Governo teme perder controle de CPI da Cachoeira

Planalto não entra em acordo com setores da base e avalia riscos de investigação sobre escândalo de bicheiro

Adriano Ceolin, iG Brasília |

AE
A ministra Ideli Salvatti, das Relações Institucionais
Acendeu a luz amarela no Palácio do Planalto sobre a formação da Comissão Parlamentar de Inquérito (CPI) que investigará o escândalo Carlinhos Cachoeira.

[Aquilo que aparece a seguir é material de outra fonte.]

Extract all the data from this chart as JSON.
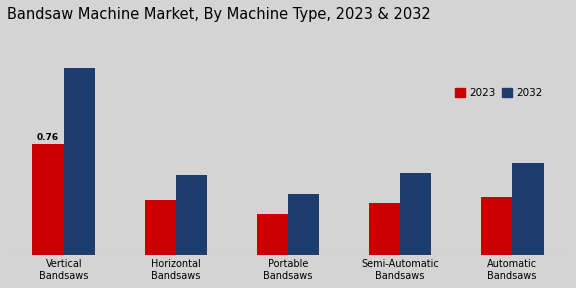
{
  "title": "Bandsaw Machine Market, By Machine Type, 2023 & 2032",
  "categories": [
    "Vertical\nBandsaws",
    "Horizontal\nBandsaws",
    "Portable\nBandsaws",
    "Semi-Automatic\nBandsaws",
    "Automatic\nBandsaws"
  ],
  "values_2023": [
    0.76,
    0.38,
    0.28,
    0.36,
    0.4
  ],
  "values_2032": [
    1.28,
    0.55,
    0.42,
    0.56,
    0.63
  ],
  "color_2023": "#cc0000",
  "color_2032": "#1f3c6e",
  "annotation_text": "0.76",
  "annotation_index": 0,
  "bar_width": 0.28,
  "background_color": "#d4d4d4",
  "legend_labels": [
    "2023",
    "2032"
  ],
  "title_fontsize": 10.5,
  "ylabel_fontsize": 7.5,
  "tick_fontsize": 7,
  "ylim_max": 1.55
}
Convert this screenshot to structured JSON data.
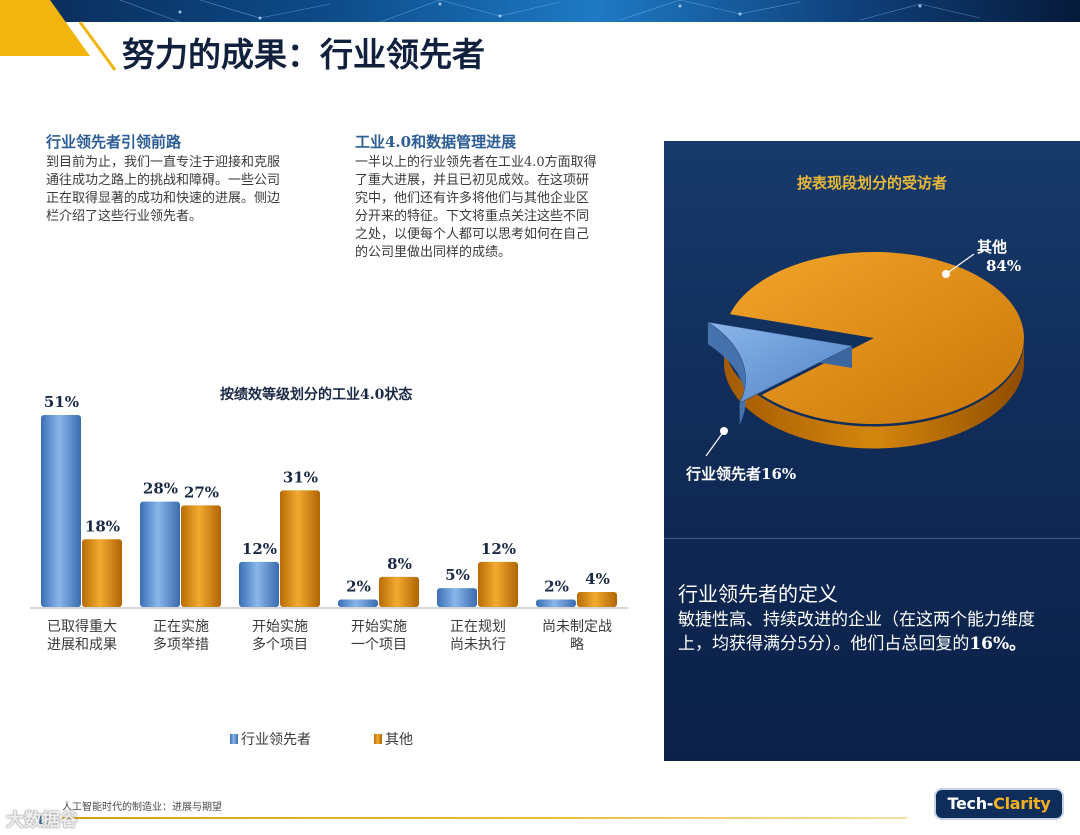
{
  "page": {
    "title": "努力的成果：行业领先者",
    "left_section": {
      "heading": "行业领先者引领前路",
      "lines": [
        "到目前为止，我们一直专注于迎接和克服",
        "通往成功之路上的挑战和障碍。一些公司",
        "正在取得显著的成功和快速的进展。侧边",
        "栏介绍了这些行业领先者。"
      ]
    },
    "right_section": {
      "heading": "工业4.0和数据管理进展",
      "lines": [
        "一半以上的行业领先者在工业4.0方面取得",
        "了重大进展，并且已初见成效。在这项研",
        "究中，他们还有许多将他们与其他企业区",
        "分开来的特征。下文将重点关注这些不同",
        "之处，以便每个人都可以思考如何在自己",
        "的公司里做出同样的成绩。"
      ]
    },
    "definition": {
      "title": "行业领先者的定义",
      "text": "敏捷性高、持续改进的企业（在这两个能力维度上，均获得满分5分）。他们占总回复的",
      "pct": "16%。"
    },
    "footer": {
      "page_number": "11",
      "text": "人工智能时代的制造业：进展与期望",
      "logo_left": "Tech-",
      "logo_right": "Clarity",
      "watermark": "大数据谷"
    }
  },
  "chart_data": [
    {
      "type": "bar",
      "title": "按绩效等级划分的工业4.0状态",
      "categories": [
        [
          "已取得重大",
          "进展和成果"
        ],
        [
          "正在实施",
          "多项举措"
        ],
        [
          "开始实施",
          "多个项目"
        ],
        [
          "开始实施",
          "一个项目"
        ],
        [
          "正在规划",
          "尚未执行"
        ],
        [
          "尚未制定战",
          "略"
        ]
      ],
      "series": [
        {
          "name": "行业领先者",
          "values": [
            51,
            28,
            12,
            2,
            5,
            2
          ],
          "color": "#4f84c9"
        },
        {
          "name": "其他",
          "values": [
            18,
            27,
            31,
            8,
            12,
            4
          ],
          "color": "#d88a10"
        }
      ],
      "unit": "%",
      "ylim": [
        0,
        55
      ],
      "legend": "bottom"
    },
    {
      "type": "pie",
      "title": "按表现段划分的受访者",
      "slices": [
        {
          "label": "其他",
          "value": 84,
          "pct_label": "84%",
          "color": "#d88a10"
        },
        {
          "label": "行业领先者",
          "value": 16,
          "pct_label": "行业领先者16%",
          "color": "#5a8fd0"
        }
      ]
    }
  ]
}
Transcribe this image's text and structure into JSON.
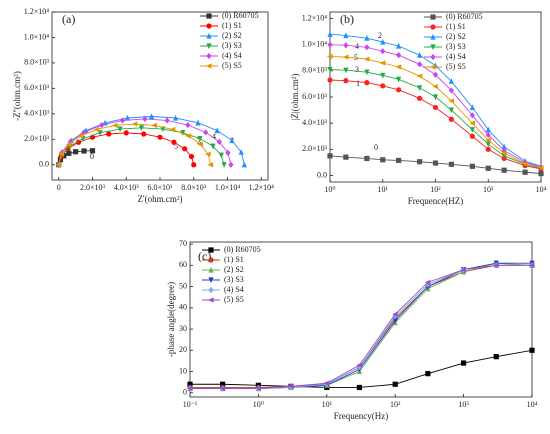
{
  "chart_data": [
    {
      "type": "line",
      "title": "(a)",
      "xlabel": "Z'(ohm.cm²)",
      "ylabel": "-Z''(ohm.cm²)",
      "xlim": [
        -400,
        12400
      ],
      "ylim": [
        -1200,
        12000
      ],
      "xticks": [
        0,
        {
          "value": 2000,
          "label": "2.0×10³"
        },
        {
          "value": 4000,
          "label": "4.0×10³"
        },
        {
          "value": 6000,
          "label": "6.0×10³"
        },
        {
          "value": 8000,
          "label": "8.0×10³"
        },
        {
          "value": 10000,
          "label": "1.0×10⁴"
        },
        {
          "value": 12000,
          "label": "1.2×10⁴"
        }
      ],
      "yticks": [
        {
          "value": 0,
          "label": "0.0"
        },
        {
          "value": 2000,
          "label": "2.0×10³"
        },
        {
          "value": 4000,
          "label": "4.0×10³"
        },
        {
          "value": 6000,
          "label": "6.0×10³"
        },
        {
          "value": 8000,
          "label": "8.0×10³"
        },
        {
          "value": 10000,
          "label": "1.0×10⁴"
        },
        {
          "value": 12000,
          "label": "1.2×10⁴"
        }
      ],
      "annotations": [
        "0",
        "5",
        "3",
        "4",
        "2"
      ],
      "series": [
        {
          "name": "(0) R60705",
          "color": "#333333",
          "marker": "square",
          "x": [
            0,
            100,
            300,
            600,
            1000,
            1500,
            2000
          ],
          "values": [
            0,
            400,
            700,
            900,
            1020,
            1080,
            1100
          ]
        },
        {
          "name": "(1) S1",
          "color": "#ff0000",
          "marker": "circle",
          "x": [
            0,
            136,
            536,
            1172,
            2000,
            2964,
            4000,
            5036,
            6000,
            6828,
            7464,
            7864,
            8000
          ],
          "values": [
            0,
            648,
            1250,
            1768,
            2165,
            2415,
            2500,
            2415,
            2165,
            1768,
            1250,
            648,
            0
          ]
        },
        {
          "name": "(2) S2",
          "color": "#1e90ff",
          "marker": "triangle-up",
          "x": [
            0,
            187,
            737,
            1612,
            2750,
            4076,
            5500,
            6924,
            8250,
            9389,
            10263,
            10813,
            11000
          ],
          "values": [
            0,
            984,
            1900,
            2687,
            3291,
            3671,
            3800,
            3671,
            3291,
            2687,
            1900,
            984,
            0
          ]
        },
        {
          "name": "(3) S3",
          "color": "#22aa44",
          "marker": "triangle-down",
          "x": [
            0,
            167,
            657,
            1436,
            2450,
            3631,
            4900,
            6169,
            7350,
            8364,
            9143,
            9633,
            9800
          ],
          "values": [
            0,
            751,
            1450,
            2050,
            2511,
            2801,
            2900,
            2801,
            2511,
            2050,
            1450,
            751,
            0
          ]
        },
        {
          "name": "(4) S4",
          "color": "#cc44ee",
          "marker": "diamond",
          "x": [
            0,
            173,
            683,
            1494,
            2550,
            3779,
            5100,
            6421,
            7650,
            8706,
            9517,
            10027,
            10200
          ],
          "values": [
            0,
            932,
            1800,
            2545,
            3118,
            3478,
            3600,
            3478,
            3118,
            2545,
            1800,
            932,
            0
          ]
        },
        {
          "name": "(5) S5",
          "color": "#e69500",
          "marker": "triangle-left",
          "x": [
            0,
            153,
            603,
            1319,
            2250,
            3335,
            4500,
            5665,
            6750,
            7682,
            8397,
            8847,
            9000
          ],
          "values": [
            0,
            829,
            1600,
            2262,
            2771,
            3091,
            3200,
            3091,
            2771,
            2262,
            1600,
            829,
            0
          ]
        }
      ]
    },
    {
      "type": "line",
      "title": "(b)",
      "xlabel": "Frequence(HZ)",
      "ylabel": "|Z|(ohm.cm²)",
      "xlog": true,
      "xlim": [
        1,
        10000
      ],
      "ylim": [
        -500,
        12500
      ],
      "xticks": [
        {
          "value": 1,
          "label": "10⁰"
        },
        {
          "value": 10,
          "label": "10¹"
        },
        {
          "value": 100,
          "label": "10²"
        },
        {
          "value": 1000,
          "label": "10³"
        },
        {
          "value": 10000,
          "label": "10⁴"
        }
      ],
      "yticks": [
        {
          "value": 0,
          "label": "0.0"
        },
        {
          "value": 2000,
          "label": "2.0×10³"
        },
        {
          "value": 4000,
          "label": "4.0×10³"
        },
        {
          "value": 6000,
          "label": "6.0×10³"
        },
        {
          "value": 8000,
          "label": "8.0×10³"
        },
        {
          "value": 10000,
          "label": "1.0×10⁴"
        },
        {
          "value": 12000,
          "label": "1.2×10⁴"
        }
      ],
      "annotations": [
        "2",
        "4",
        "5",
        "3",
        "1",
        "0"
      ],
      "x": [
        1,
        2,
        5,
        10,
        20,
        50,
        100,
        200,
        500,
        1000,
        2000,
        5000,
        10000
      ],
      "series": [
        {
          "name": "(0) R60705",
          "color": "#555555",
          "marker": "square",
          "values": [
            1500,
            1400,
            1300,
            1200,
            1150,
            1050,
            950,
            850,
            700,
            550,
            400,
            250,
            150
          ]
        },
        {
          "name": "(1) S1",
          "color": "#ff2020",
          "marker": "circle",
          "values": [
            7300,
            7250,
            7100,
            6850,
            6550,
            5900,
            5200,
            4300,
            3000,
            2000,
            1300,
            750,
            500
          ]
        },
        {
          "name": "(2) S2",
          "color": "#1e90ff",
          "marker": "triangle-up",
          "values": [
            10800,
            10700,
            10500,
            10200,
            9900,
            9200,
            8400,
            7200,
            5200,
            3500,
            2200,
            1100,
            700
          ]
        },
        {
          "name": "(3) S3",
          "color": "#22aa44",
          "marker": "triangle-down",
          "values": [
            8100,
            8050,
            7900,
            7650,
            7350,
            6700,
            6000,
            5000,
            3500,
            2400,
            1500,
            850,
            550
          ]
        },
        {
          "name": "(4) S4",
          "color": "#cc44ee",
          "marker": "diamond",
          "values": [
            10000,
            9950,
            9800,
            9500,
            9200,
            8500,
            7700,
            6500,
            4600,
            3100,
            1900,
            1000,
            650
          ]
        },
        {
          "name": "(5) S5",
          "color": "#e69500",
          "marker": "triangle-left",
          "values": [
            9100,
            9050,
            8900,
            8600,
            8300,
            7600,
            6800,
            5700,
            4000,
            2700,
            1700,
            900,
            600
          ]
        }
      ]
    },
    {
      "type": "line",
      "title": "(c)",
      "xlabel": "Frequency(Hz)",
      "ylabel": "-phase angle(degree)",
      "xlog": true,
      "xlim": [
        0.1,
        10000
      ],
      "ylim": [
        -2,
        71
      ],
      "xticks": [
        {
          "value": 0.1,
          "label": "10⁻¹"
        },
        {
          "value": 1,
          "label": "10⁰"
        },
        {
          "value": 10,
          "label": "10¹"
        },
        {
          "value": 100,
          "label": "10²"
        },
        {
          "value": 1000,
          "label": "10³"
        },
        {
          "value": 10000,
          "label": "10⁴"
        }
      ],
      "yticks": [
        0,
        10,
        20,
        30,
        40,
        50,
        60,
        70
      ],
      "annotations": [],
      "x": [
        0.1,
        0.3,
        1,
        3,
        10,
        30,
        100,
        300,
        1000,
        3000,
        10000
      ],
      "series": [
        {
          "name": "(0) R60705",
          "color": "#000000",
          "marker": "square",
          "values": [
            4,
            4,
            3.5,
            3,
            2.5,
            2.5,
            4,
            9,
            14,
            17,
            20
          ]
        },
        {
          "name": "(1) S1",
          "color": "#c0392b",
          "marker": "circle",
          "values": [
            2.5,
            2.5,
            2.5,
            3,
            4,
            12,
            35,
            50,
            57,
            60,
            60
          ]
        },
        {
          "name": "(2) S2",
          "color": "#6ab04c",
          "marker": "triangle-up",
          "values": [
            2,
            2,
            2,
            2.5,
            3.5,
            10,
            33,
            49,
            57,
            61,
            60
          ]
        },
        {
          "name": "(3) S3",
          "color": "#1f3fbf",
          "marker": "triangle-down",
          "values": [
            2,
            2,
            2,
            2.5,
            3.5,
            11,
            34,
            50,
            58,
            61,
            61
          ]
        },
        {
          "name": "(4) S4",
          "color": "#7fa7f0",
          "marker": "diamond",
          "values": [
            2,
            2,
            2,
            2.5,
            4,
            12,
            36,
            51,
            58,
            60,
            60
          ]
        },
        {
          "name": "(5) S5",
          "color": "#9b4fc9",
          "marker": "triangle-left",
          "values": [
            2,
            2,
            2,
            3,
            4.5,
            13,
            37,
            52,
            58,
            60,
            60
          ]
        }
      ]
    }
  ]
}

O governo tenta manter o mínimo de controle sobre os trabalhos, mas até agora não há acordo sobre a escolha do presidente e do relator da comissão.

Responsável pela articulação política do governo, a ministra Ideli Salvatti (Relações Institucionais) pode ter de engolir um desafeto na relatoria dos trabalhos: os deputados Cândido Vaccarezza (SP) e o Luiz Sérgio (RJ) são os mais cotados para a função. Apesar de os dois serem filiados ao PT, ambos já entraram em rota de colisão com a ministra.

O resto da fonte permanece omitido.